Yolların Kanunu

Yolların Kanunu

Ufka Yolculuk liseler arası değerler eğitimi kapsamında yapılan yarışmasında okunacak kitap. Hacı Bektaşi Veli’nin hayatından kesitler ve Makalat kitabının tanıtılmasını amaçlamaktadır. Kitap on bölümden oluşmakta ve her bölüm farklı bir yazar tarafından Hacı Bektaşi Veli’nin bir yönünü açıklamaktadır.

Hacı Bektaşi Veli, Ahmet Yesevi’nin yetiştirdiği Lokman’ı Parende’nin talebesidir. Kırk yaşına kadar ilin tahsilinde bulunmuştur. Hacı Bektaşi Veli, Hz. Ali’nin torunlarından Musa Kazım’ın soyundandır.

Hocası Lokman’ı Parende’nin şu sözü birinci bölümün zirvesidir; “Müslüman hep yoldadır. Durur imar eder, yürür tamir eder. Ne kaldığınıza sevinin ne göçtüğünüze üzülün. Kitaplar yansa da söz dolaşmaya devam eder.”

Kitapta şerh düştüğüm konularda bulunmaktadır. Hacı Bektaşi Veli ve halkın ektiği çavdar tohumlarının Hacı Bektaşi Veli’nin bir kerameti sonucu buğday olarak yeşerdiği anlatılmaktadır. Ancak bunu okuyanların liseli gençler olduğunu düşündüğümüzde anlaşılması oldukça zor bir konu olacaktır.

Kitapta birlik olmanın haksızlığa karşı bir güce dönüşeceği güzel bir hikayeyle anlatılmaktadır.
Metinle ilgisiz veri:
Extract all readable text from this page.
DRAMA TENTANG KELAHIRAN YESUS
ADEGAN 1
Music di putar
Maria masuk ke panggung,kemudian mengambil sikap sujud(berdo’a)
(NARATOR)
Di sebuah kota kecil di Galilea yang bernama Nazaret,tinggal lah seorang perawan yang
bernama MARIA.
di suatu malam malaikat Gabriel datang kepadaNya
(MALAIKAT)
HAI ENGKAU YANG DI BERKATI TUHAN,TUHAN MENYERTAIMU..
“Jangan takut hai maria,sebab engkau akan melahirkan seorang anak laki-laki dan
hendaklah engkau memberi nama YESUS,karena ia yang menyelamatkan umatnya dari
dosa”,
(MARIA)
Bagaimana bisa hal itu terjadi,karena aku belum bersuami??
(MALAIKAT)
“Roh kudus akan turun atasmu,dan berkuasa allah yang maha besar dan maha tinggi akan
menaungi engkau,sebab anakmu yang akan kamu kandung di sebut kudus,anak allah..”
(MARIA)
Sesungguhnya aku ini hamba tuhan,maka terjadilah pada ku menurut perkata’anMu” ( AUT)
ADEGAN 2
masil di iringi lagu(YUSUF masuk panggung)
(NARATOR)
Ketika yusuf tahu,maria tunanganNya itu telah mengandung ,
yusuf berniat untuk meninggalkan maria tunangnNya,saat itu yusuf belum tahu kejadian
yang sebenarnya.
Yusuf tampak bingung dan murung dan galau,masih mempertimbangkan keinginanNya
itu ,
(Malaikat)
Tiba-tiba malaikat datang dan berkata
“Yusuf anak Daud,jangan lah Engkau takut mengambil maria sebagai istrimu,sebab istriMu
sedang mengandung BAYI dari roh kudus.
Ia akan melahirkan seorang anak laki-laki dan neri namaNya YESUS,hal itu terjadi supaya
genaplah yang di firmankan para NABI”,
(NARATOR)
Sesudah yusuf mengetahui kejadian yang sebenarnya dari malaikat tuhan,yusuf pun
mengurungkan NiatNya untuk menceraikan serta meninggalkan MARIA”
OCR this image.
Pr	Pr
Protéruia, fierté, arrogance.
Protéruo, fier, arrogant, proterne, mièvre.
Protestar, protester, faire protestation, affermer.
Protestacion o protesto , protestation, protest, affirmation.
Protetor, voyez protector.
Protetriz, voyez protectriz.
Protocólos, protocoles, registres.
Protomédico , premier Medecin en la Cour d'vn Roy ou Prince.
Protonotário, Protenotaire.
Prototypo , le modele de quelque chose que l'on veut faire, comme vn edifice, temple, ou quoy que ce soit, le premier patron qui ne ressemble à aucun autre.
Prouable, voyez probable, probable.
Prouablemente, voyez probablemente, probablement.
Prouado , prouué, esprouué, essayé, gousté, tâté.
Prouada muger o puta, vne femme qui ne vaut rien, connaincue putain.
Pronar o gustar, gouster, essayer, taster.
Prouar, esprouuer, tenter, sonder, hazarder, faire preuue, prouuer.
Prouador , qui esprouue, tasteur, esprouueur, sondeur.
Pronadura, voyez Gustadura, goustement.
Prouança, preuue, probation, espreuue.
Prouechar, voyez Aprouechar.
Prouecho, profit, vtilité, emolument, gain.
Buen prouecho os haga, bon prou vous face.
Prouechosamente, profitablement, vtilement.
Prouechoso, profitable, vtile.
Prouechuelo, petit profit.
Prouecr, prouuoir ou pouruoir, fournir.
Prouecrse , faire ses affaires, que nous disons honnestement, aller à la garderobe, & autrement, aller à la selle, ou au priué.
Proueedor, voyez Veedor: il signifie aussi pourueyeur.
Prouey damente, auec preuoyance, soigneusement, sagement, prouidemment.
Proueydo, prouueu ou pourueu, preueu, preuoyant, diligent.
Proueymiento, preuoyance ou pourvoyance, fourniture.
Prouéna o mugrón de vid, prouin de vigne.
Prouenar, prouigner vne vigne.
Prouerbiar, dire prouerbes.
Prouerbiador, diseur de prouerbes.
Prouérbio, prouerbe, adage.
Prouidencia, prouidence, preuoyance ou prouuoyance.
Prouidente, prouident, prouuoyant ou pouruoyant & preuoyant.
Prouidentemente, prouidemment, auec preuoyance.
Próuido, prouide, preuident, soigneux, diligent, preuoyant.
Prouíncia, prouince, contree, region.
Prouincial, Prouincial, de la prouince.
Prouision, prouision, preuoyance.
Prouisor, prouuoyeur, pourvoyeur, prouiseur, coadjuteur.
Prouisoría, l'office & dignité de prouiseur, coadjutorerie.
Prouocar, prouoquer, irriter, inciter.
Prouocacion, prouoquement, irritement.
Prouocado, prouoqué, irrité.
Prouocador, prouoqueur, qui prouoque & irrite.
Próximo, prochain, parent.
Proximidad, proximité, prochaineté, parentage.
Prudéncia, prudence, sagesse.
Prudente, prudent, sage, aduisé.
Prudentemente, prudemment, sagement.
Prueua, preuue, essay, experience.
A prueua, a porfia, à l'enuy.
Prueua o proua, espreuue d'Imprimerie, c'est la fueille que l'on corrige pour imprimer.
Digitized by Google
Bu da oldukça önemli bir konudur. Çünkü zulüm kabul edilmemesi gereken bir kötülüktür.

Dördüncü bölümde yine karşımıza bir keramet ve sorgulanacak bir olay çıkmaktadır. Hacı Bektaşi Veli’nin hırkasını ateşe atıp yakması ve külleri soğuyunca onları savurup dua etmesi sonucu küllerin dağıldığı yerlerde ağaçlara dönüşmesi anlatılmaktadır. Bu konular anlatılırken aslında karşımızda sorgulayan bir gençliğin olduğunu düşünerek anlatılsa daha anlamlı olur diye düşünüyorum.

Yemeklerden ve verilen nimetlerden sonra yapılan dua ise gönle şifa niteliğindedir. “Artsın eksilmesin, taşsın dökülmesin.”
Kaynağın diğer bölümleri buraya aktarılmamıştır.